Ozawa T, Ninomiya Y, Honma T, Kikuchi M, Sato T, Nakano M, Arakawa M
Department of Medicine (II), Niigata University School of Medicine, Japan.
Scand J Rheumatol. 1995;24(1):38-43. doi: 10.3109/03009749509095153.
The relationship between serum angiotensin I-converting enzyme (ACE) activity, a possible marker of pulmonary endothelial injury, and the occurrence of pulmonary hypertension (PH) in patients with mixed connective tissue disease (MCTD) was investigated. Before corticsteroid therapy, the mean serum ACE level was 26.4 +/- 14.0 mU/ml in patients with MCTD and PH (n = 6), 16.8 +/- 4.1 mU/ml in patients with MCTD but without PH (n = 18), 16.8 +/- 4.1 mU/ml in patients with undifferentiated connective tissue disease (n = 14), and 16.5 +/- 3.9 mU/ml in controls (n = 18). No significant difference in the enzyme activity was found among the groups. However, 4 patients with MCTD showed increased ACE levels (> 28.3 mU/ml), and all of them had PH. Our results suggest that elevation of serum ACE activity may be related to the occurrence of PH in patients with MCTD.

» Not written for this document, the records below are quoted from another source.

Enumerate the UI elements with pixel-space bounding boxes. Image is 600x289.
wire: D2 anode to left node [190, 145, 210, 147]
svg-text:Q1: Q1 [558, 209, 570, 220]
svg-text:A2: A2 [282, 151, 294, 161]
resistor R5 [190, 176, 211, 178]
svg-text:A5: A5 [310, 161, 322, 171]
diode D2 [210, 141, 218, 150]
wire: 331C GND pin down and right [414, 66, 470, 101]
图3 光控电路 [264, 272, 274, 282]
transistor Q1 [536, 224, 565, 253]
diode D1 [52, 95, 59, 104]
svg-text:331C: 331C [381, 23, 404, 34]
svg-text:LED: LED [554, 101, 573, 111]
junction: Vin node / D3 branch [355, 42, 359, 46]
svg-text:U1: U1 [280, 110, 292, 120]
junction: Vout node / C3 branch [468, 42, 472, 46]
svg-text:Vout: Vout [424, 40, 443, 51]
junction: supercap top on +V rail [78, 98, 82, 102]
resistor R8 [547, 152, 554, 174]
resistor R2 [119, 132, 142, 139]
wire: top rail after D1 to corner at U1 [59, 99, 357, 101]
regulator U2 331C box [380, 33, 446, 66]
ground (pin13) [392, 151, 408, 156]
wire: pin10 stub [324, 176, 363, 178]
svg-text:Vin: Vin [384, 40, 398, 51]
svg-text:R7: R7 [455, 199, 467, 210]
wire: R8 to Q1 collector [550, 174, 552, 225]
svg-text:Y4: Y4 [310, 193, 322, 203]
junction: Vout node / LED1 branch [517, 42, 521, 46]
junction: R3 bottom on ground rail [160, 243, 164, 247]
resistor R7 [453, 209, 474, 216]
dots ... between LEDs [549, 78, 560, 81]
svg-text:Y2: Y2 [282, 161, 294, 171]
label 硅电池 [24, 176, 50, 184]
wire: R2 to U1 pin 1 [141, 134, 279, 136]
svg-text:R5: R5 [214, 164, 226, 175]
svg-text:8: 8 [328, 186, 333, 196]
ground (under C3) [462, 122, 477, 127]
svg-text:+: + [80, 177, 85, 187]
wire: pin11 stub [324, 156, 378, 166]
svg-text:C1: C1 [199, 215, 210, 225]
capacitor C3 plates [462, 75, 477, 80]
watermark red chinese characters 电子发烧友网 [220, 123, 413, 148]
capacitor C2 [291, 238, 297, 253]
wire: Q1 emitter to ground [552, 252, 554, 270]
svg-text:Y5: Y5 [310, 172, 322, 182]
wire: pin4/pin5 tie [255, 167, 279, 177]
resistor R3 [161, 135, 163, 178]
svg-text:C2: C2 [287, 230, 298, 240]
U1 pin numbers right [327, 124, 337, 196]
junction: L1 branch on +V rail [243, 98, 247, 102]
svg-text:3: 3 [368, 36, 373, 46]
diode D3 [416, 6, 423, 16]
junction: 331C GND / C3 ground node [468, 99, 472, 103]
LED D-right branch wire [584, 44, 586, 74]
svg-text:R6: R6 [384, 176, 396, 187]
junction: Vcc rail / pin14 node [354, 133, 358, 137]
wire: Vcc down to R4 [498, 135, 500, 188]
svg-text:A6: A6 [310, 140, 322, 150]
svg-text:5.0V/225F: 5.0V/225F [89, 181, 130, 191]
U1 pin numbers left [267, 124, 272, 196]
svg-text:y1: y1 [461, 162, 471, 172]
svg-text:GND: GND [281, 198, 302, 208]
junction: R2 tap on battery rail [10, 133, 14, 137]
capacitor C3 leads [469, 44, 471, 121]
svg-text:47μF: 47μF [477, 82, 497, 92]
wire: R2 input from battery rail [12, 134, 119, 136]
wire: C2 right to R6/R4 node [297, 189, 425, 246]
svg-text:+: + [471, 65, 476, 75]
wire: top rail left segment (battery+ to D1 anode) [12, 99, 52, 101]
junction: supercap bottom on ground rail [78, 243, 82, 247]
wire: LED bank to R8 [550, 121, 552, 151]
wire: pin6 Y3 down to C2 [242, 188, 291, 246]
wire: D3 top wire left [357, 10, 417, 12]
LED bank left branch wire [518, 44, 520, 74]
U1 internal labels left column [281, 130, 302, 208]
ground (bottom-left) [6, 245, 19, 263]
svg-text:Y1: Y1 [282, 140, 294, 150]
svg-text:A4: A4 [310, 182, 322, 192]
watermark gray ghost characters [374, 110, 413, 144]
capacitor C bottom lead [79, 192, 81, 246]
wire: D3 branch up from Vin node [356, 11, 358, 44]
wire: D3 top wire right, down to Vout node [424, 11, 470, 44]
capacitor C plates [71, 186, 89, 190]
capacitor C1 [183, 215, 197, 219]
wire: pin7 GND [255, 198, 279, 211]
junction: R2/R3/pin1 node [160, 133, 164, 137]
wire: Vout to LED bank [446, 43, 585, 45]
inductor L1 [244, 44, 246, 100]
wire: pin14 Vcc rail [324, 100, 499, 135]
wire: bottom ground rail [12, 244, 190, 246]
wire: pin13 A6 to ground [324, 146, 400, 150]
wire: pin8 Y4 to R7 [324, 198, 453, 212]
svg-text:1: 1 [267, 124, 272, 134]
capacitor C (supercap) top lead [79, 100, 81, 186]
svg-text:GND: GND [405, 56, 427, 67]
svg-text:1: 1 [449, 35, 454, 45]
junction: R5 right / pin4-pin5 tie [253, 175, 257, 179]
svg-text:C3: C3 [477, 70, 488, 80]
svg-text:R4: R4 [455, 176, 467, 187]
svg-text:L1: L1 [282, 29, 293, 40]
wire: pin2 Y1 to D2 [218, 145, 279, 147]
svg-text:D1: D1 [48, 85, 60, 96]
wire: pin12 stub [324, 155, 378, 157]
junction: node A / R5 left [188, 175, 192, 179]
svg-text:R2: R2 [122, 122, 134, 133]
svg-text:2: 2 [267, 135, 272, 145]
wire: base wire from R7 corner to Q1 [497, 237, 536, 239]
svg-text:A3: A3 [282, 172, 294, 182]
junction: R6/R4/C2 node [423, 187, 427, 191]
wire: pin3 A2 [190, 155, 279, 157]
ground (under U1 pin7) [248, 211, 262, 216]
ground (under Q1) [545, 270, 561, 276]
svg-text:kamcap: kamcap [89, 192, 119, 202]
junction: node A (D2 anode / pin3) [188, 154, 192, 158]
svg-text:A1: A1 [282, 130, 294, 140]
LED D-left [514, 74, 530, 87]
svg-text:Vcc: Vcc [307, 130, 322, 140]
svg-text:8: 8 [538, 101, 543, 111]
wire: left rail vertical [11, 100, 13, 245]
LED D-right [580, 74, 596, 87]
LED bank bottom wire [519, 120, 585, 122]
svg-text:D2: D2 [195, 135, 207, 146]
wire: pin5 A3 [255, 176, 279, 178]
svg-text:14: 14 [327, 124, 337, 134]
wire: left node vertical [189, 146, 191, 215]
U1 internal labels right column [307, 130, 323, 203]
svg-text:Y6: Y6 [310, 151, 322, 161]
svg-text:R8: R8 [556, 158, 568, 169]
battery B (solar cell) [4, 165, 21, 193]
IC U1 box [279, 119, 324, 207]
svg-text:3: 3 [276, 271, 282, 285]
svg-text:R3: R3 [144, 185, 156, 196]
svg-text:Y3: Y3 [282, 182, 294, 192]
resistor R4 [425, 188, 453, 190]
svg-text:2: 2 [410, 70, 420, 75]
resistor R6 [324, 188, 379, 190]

研究了血清血管紧张素I转换酶(ACE)活性(一种可能的肺内皮损伤标志物)与混合性结缔组织病(MCTD)患者肺动脉高压(PH)发生之间的关系。在使用皮质类固醇治疗前,MCTD合并PH患者(n = 6)的平均血清ACE水平为26.4±14.0 mU/ml,MCTD但无PH患者(n = 18)为16.8±4.1 mU/ml,未分化结缔组织病患者(n = 14)为16.8±4.1 mU/ml,对照组(n = 18)为16.5±3.9 mU/ml。各组间酶活性无显著差异。然而,4例MCTD患者的ACE水平升高(> 28.3 mU/ml),且均患有PH。我们的结果表明,血清ACE活性升高可能与MCTD患者PH的发生有关。